4. Supplemental therapy: During the hypocoagulable phase, coagulation factors and platelets should be supplemented when they are too low, but this must be done on the basis of anticoagulant therapy.
   1. Transfuse fresh plasma or whole blood, 10-15 ml/kg each time. If necessary, administer concentrated platelets at 1-2 units/10 kg, which can increase platelet count by 40-90×10⁹/L.
   2. Coagulation factor preparations such as fibrinogen and factor VIII preparations.
5. Use of fibrinolytic agents: For cases with obvious organ embolism symptoms (e.g., renal failure, cerebral embolism, etc.), urokinase or streptokinase may be selected.
6. Use of antifibrinolytic drugs: Only applicable in the advanced stage of DIC where hyperfibrinolysis is the primary cause of bleeding. These should be used in combination with heparin or after heparin therapy. They are contraindicated in the early stage of DIC, especially in cases with existing organ embolism. Commonly used drugs include 6-aminocaproic acid, tranexamic acid, and aprotinin (80,000–120,000 U per dose, followed by 10,000 U every 2 hours via intravenous drip).
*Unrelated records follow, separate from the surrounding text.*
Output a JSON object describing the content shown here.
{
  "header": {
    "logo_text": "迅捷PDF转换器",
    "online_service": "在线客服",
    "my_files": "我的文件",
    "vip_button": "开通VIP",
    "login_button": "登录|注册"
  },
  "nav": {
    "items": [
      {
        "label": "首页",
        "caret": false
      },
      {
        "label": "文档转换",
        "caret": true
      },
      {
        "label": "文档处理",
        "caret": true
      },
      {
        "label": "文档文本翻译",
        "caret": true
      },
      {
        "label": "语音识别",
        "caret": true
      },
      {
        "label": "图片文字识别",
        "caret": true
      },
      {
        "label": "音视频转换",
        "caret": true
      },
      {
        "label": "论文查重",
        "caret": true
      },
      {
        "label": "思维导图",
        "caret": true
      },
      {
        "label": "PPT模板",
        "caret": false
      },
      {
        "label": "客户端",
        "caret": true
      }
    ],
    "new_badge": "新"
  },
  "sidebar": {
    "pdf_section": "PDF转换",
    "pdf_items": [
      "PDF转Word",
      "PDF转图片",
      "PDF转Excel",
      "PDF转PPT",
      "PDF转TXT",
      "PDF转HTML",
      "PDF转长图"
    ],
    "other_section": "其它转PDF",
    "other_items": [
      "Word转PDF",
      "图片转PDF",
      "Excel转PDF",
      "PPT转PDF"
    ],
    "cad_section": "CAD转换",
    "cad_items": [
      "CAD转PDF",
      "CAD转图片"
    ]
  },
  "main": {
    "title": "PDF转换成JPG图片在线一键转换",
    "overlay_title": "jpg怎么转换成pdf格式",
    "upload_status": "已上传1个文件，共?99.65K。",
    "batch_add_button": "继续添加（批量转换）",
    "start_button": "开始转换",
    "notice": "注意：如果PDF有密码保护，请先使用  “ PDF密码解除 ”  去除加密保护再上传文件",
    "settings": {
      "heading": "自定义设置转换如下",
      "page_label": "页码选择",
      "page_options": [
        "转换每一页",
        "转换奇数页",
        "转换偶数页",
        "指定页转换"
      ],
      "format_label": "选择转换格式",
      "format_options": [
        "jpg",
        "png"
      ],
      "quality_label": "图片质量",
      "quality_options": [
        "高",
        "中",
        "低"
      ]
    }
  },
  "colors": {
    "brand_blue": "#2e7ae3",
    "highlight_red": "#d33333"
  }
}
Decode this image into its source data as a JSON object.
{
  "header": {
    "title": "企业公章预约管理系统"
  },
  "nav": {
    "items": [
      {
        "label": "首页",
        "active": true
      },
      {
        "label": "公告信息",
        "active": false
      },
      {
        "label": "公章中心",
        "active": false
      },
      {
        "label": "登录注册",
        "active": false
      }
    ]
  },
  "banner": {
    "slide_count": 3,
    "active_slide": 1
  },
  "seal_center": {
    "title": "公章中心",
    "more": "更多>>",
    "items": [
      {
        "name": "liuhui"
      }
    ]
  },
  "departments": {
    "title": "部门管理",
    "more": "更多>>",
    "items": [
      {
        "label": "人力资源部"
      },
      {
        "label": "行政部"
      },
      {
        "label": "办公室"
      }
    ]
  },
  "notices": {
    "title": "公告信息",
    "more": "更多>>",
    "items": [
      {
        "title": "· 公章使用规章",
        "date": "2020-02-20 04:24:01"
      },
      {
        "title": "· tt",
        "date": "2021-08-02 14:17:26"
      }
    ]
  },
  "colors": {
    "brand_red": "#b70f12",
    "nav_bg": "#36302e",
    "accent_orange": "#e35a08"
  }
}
7. Use of adrenal corticosteroids: Opinions remain divided. Generally, short-term use may be considered when the primary disease requires it, when platelet counts are significantly reduced with obvious bleeding tendencies, or during the advanced stage of DIC with hyperfibrinolysis. This should be administered based on anticoagulation therapy with heparin.